Alas, I tried the 'geometry method' thing and it didn't help.
One problem I find is that all the documentation, books, even Usenet
postings, discuss at great length the issue of how to get window
content to behave properly when the user "manually" resizes the
MainWindow -- i.e., the Pack Manager's behavior when propagating
container-size changes "down" to children -- but I've rarely/never
seen a discussion of size changes propagating the OTHER way -- i.e.

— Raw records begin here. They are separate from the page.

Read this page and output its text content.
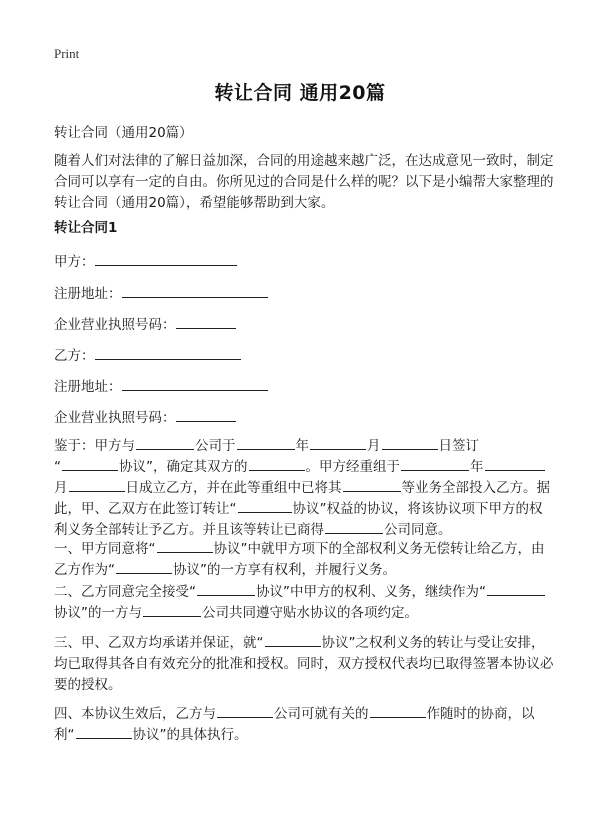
Print
转让合同 通用20篇
转让合同（通用20篇）
随着人们对法律的了解日益加深，合同的用途越来越广泛，在达成意见一致时，制定合同可以享有一定的自由。你所见过的合同是什么样的呢？以下是小编帮大家整理的转让合同（通用20篇），希望能够帮助到大家。
转让合同1
甲方：
注册地址：
企业营业执照号码：
乙方：
注册地址：
企业营业执照号码：
鉴于：甲方与	公司于	年	月	日签订
“	协议”，确定其双方的	。甲方经重组于	年
月	日成立乙方，并在此等重组中已将其	等业务全部投入乙方。据此，甲、乙双方在此签订转让“	协议”权益的协议，将该协议项下甲方的权利义务全部转让予乙方。并且该等转让已商得	公司同意。
一、甲方同意将“	协议”中就甲方项下的全部权利义务无偿转让给乙方，由乙方作为“	协议”的一方享有权利，并履行义务。
二、乙方同意完全接受“	协议”中甲方的权利、义务，继续作为“协议”的一方与	公司共同遵守贴水协议的各项约定。
三、甲、乙双方均承诺并保证，就“	协议”之权利义务的转让与受让安排，均已取得其各自有效充分的批准和授权。同时，双方授权代表均已取得签署本协议必要的授权。
四、本协议生效后，乙方与	公司可就有关的	作随时的协商，以利“	协议”的具体执行。
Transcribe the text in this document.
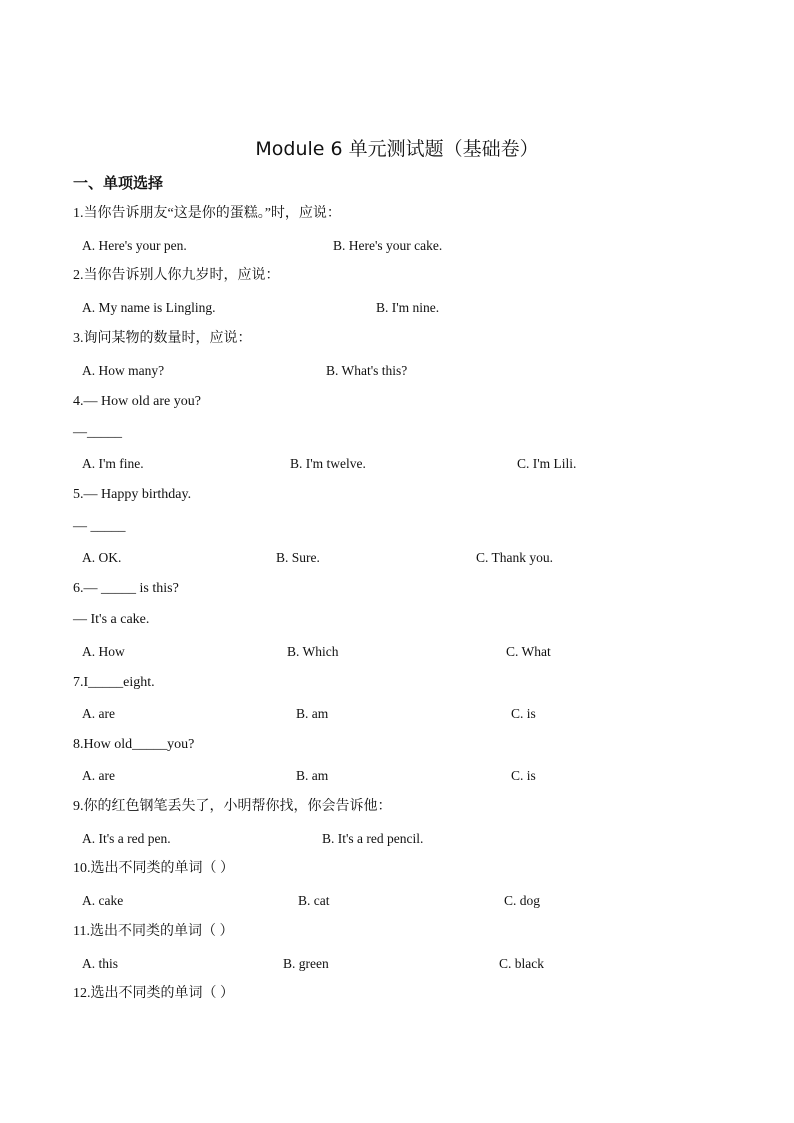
Module 6 单元测试题（基础卷）
一、单项选择
1.当你告诉朋友“这是你的蛋糕。”时，应说：
A. Here's your pen.	B. Here's your cake.
2.当你告诉别人你九岁时，应说：
A. My name is Lingling.	B. I'm nine.
3.询问某物的数量时，应说：
A. How many?	B. What's this?
4.— How old are you?
—_____
A. I'm fine.	B. I'm twelve.	C. I'm Lili.
5.— Happy birthday.
— _____
A. OK.	B. Sure.	C. Thank you.
6.— _____ is this?
— It's a cake.
A. How	B. Which	C. What
7.I_____eight.
A. are	B. am	C. is
8.How old_____you?
A. are	B. am	C. is
9.你的红色钢笔丢失了，小明帮你找，你会告诉他：
A. It's a red pen.	B. It's a red pencil.
10.选出不同类的单词（ ）
A. cake	B. cat	C. dog
11.选出不同类的单词（ ）
A. this	B. green	C. black
12.选出不同类的单词（ ）
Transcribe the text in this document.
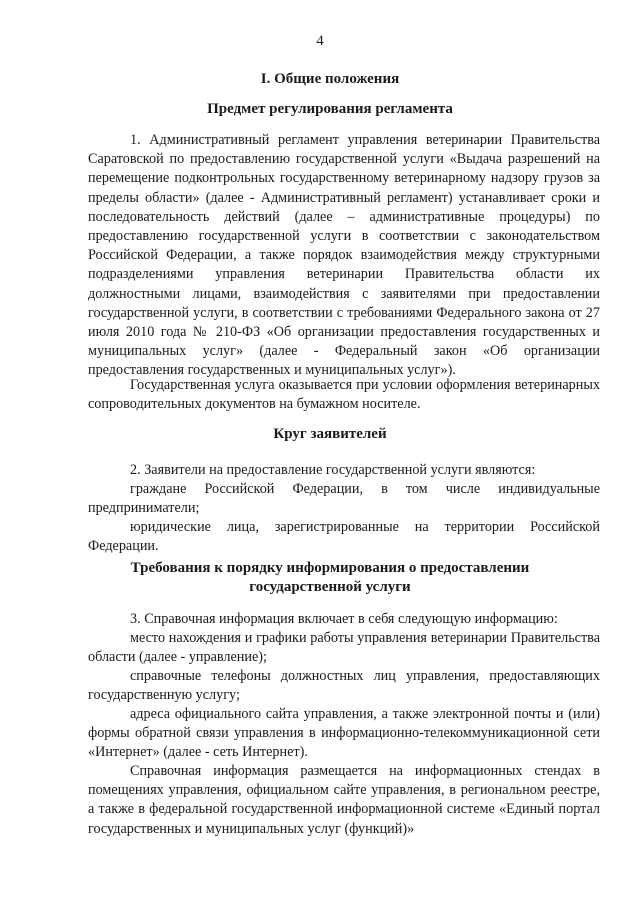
4
I. Общие положения
Предмет регулирования регламента
1. Административный регламент управления ветеринарии Правительства Саратовской по предоставлению государственной услуги «Выдача разрешений на перемещение подконтрольных государственному ветеринарному надзору грузов за пределы области» (далее - Административный регламент) устанавливает сроки и последовательность действий (далее – административные процедуры) по предоставлению государственной услуги в соответствии с законодательством Российской Федерации, а также порядок взаимодействия между структурными подразделениями управления ветеринарии Правительства области их должностными лицами, взаимодействия с заявителями при предоставлении государственной услуги, в соответствии с требованиями Федерального закона от 27 июля 2010 года № 210-ФЗ «Об организации предоставления государственных и муниципальных услуг» (далее - Федеральный закон «Об организации предоставления государственных и муниципальных услуг»).
Государственная услуга оказывается при условии оформления ветеринарных сопроводительных документов на бумажном носителе.
Круг заявителей
2. Заявители на предоставление государственной услуги являются:
граждане Российской Федерации, в том числе индивидуальные предприниматели;
юридические лица, зарегистрированные на территории Российской Федерации.
Требования к порядку информирования о предоставлении
государственной услуги
3. Справочная информация включает в себя следующую информацию:
место нахождения и графики работы управления ветеринарии Правительства области (далее - управление);
справочные телефоны должностных лиц управления, предоставляющих государственную услугу;
адреса официального сайта управления, а также электронной почты и (или) формы обратной связи управления в информационно-телекоммуникационной сети «Интернет» (далее - сеть Интернет).
Справочная информация размещается на информационных стендах в помещениях управления, официальном сайте управления, в региональном реестре, а также в федеральной государственной информационной системе «Единый портал государственных и муниципальных услуг (функций)»
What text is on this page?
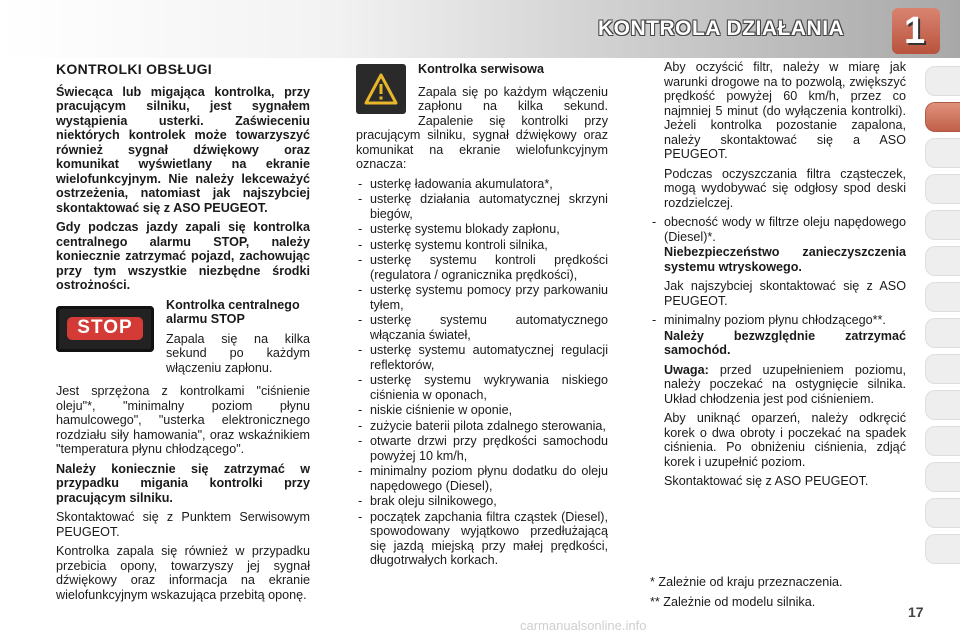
KONTROLA DZIAŁANIA 1
KONTROLKI OBSŁUGI

Świecąca lub migająca kontrolka, przy pracującym silniku, jest sygnałem wystąpienia usterki. Zaświeceniu niektórych kontrolek może towarzyszyć również sygnał dźwiękowy oraz komunikat wyświetlany na ekranie wielofunkcyjnym. Nie należy lekceważyć ostrzeżenia, natomiast jak najszybciej skontaktować się z ASO PEUGEOT.

Gdy podczas jazdy zapali się kontrolka centralnego alarmu STOP, należy koniecznie zatrzymać pojazd, zachowując przy tym wszystkie niezbędne środki ostrożności.

STOP
Kontrolka centralnego alarmu STOP

Zapala się na kilka sekund po każdym włączeniu zapłonu.

Jest sprzężona z kontrolkami "ciśnienie oleju"*, "minimalny poziom płynu hamulcowego", "usterka elektronicznego rozdziału siły hamowania", oraz wskaźnikiem "temperatura płynu chłodzącego".

Należy koniecznie się zatrzymać w przypadku migania kontrolki przy pracującym silniku.

Skontaktować się z Punktem Serwisowym PEUGEOT.

Kontrolka zapala się również w przypadku przebicia opony, towarzyszy jej sygnał dźwiękowy oraz informacja na ekranie wielofunkcyjnym wskazująca przebitą oponę.

Kontrolka serwisowa

Zapala się po każdym włączeniu zapłonu na kilka sekund. Zapalenie się kontrolki przy pracującym silniku, sygnał dźwiękowy oraz komunikat na ekranie wielofunkcyjnym oznacza:

- usterkę ładowania akumulatora*,
- usterkę działania automatycznej skrzyni biegów,
- usterkę systemu blokady zapłonu,
- usterkę systemu kontroli silnika,
- usterkę systemu kontroli prędkości (regulatora / ogranicznika prędkości),
- usterkę systemu pomocy przy parkowaniu tyłem,
- usterkę systemu automatycznego włączania świateł,
- usterkę systemu automatycznej regulacji reflektorów,
- usterkę systemu wykrywania niskiego ciśnienia w oponach,
- niskie ciśnienie w oponie,
- zużycie baterii pilota zdalnego sterowania,
- otwarte drzwi przy prędkości samochodu powyżej 10 km/h,
- minimalny poziom płynu dodatku do oleju napędowego (Diesel),
- brak oleju silnikowego,
- początek zapchania filtra cząstek (Diesel), spowodowany wyjątkowo przedłużającą się jazdą miejską przy małej prędkości, długotrwałych korkach.

Aby oczyścić filtr, należy w miarę jak warunki drogowe na to pozwolą, zwiększyć prędkość powyżej 60 km/h, przez co najmniej 5 minut (do wyłączenia kontrolki). Jeżeli kontrolka pozostanie zapalona, należy skontaktować się a ASO PEUGEOT.

Podczas oczyszczania filtra cząsteczek, mogą wydobywać się odgłosy spod deski rozdzielczej.

- obecność wody w filtrze oleju napędowego (Diesel)*.

Niebezpieczeństwo zanieczyszczenia systemu wtryskowego.

Jak najszybciej skontaktować się z ASO PEUGEOT.

- minimalny poziom płynu chłodzącego**.

Należy bezwzględnie zatrzymać samochód.

Uwaga: przed uzupełnieniem poziomu, należy poczekać na ostygnięcie silnika. Układ chłodzenia jest pod ciśnieniem.

Aby uniknąć oparzeń, należy odkręcić korek o dwa obroty i poczekać na spadek ciśnienia. Po obniżeniu ciśnienia, zdjąć korek i uzupełnić poziom.

Skontaktować się z ASO PEUGEOT.

* Zależnie od kraju przeznaczenia.
** Zależnie od modelu silnika.
17
carmanualsonline.info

"up" from children to parent... to MainWindow... when the window
content changes. I can't believe nobody deals with this... how do you
all handle it?!?
Chris
| |
| $_@_.%_ 2004-06-25, 6:47 pm |
|
cchiesa1@rochester.rr.com (Chris Chiesa) wrote in message-id:
<f201def1.0406210451.5cd95e32@posting.google.com>
>
>$_@_.%_ wrote in message news:<RxLAc.3252$U.1953@nwrdny02.gnilink.net>...
>
>Alas, I tried the 'geometry method' thing and it didn't help.
>
>One problem I find is that all the documentation, books, even Usenet
>postings, discuss at great length the issue of how to get window
>content to behave properly when the user "manually" resizes the
>MainWindow -- i.e., the Pack Manager's behavior when propagating
>container-size changes "down" to children -- but I've rarely/never
>seen a discussion of size changes propagating the OTHER way -- i.e.
>"up" from children to parent... to MainWindow... when the window
>content changes. I can't believe nobody deals with this... how do you
>all handle it?!?
>
>Chris
Typically would use a paned window or scrollbars, but perhaps
assigning variables to the x and y coordinants when calling
mw->geometry(x,y,col,row)
If you used variables you might be be able to 'increment the variables'
each time a 'new widget is added', then re-issue the 'geometry' method
along with perhaps the 'update' method. Still there is the problem when
the mainwindow grows beyond display resolution.. eventually scrollbars
may need to come into play.
Just a thought, perhaps later on today I'll have a go at a test script,
but in the meantime, mabey you could try this; and good luck.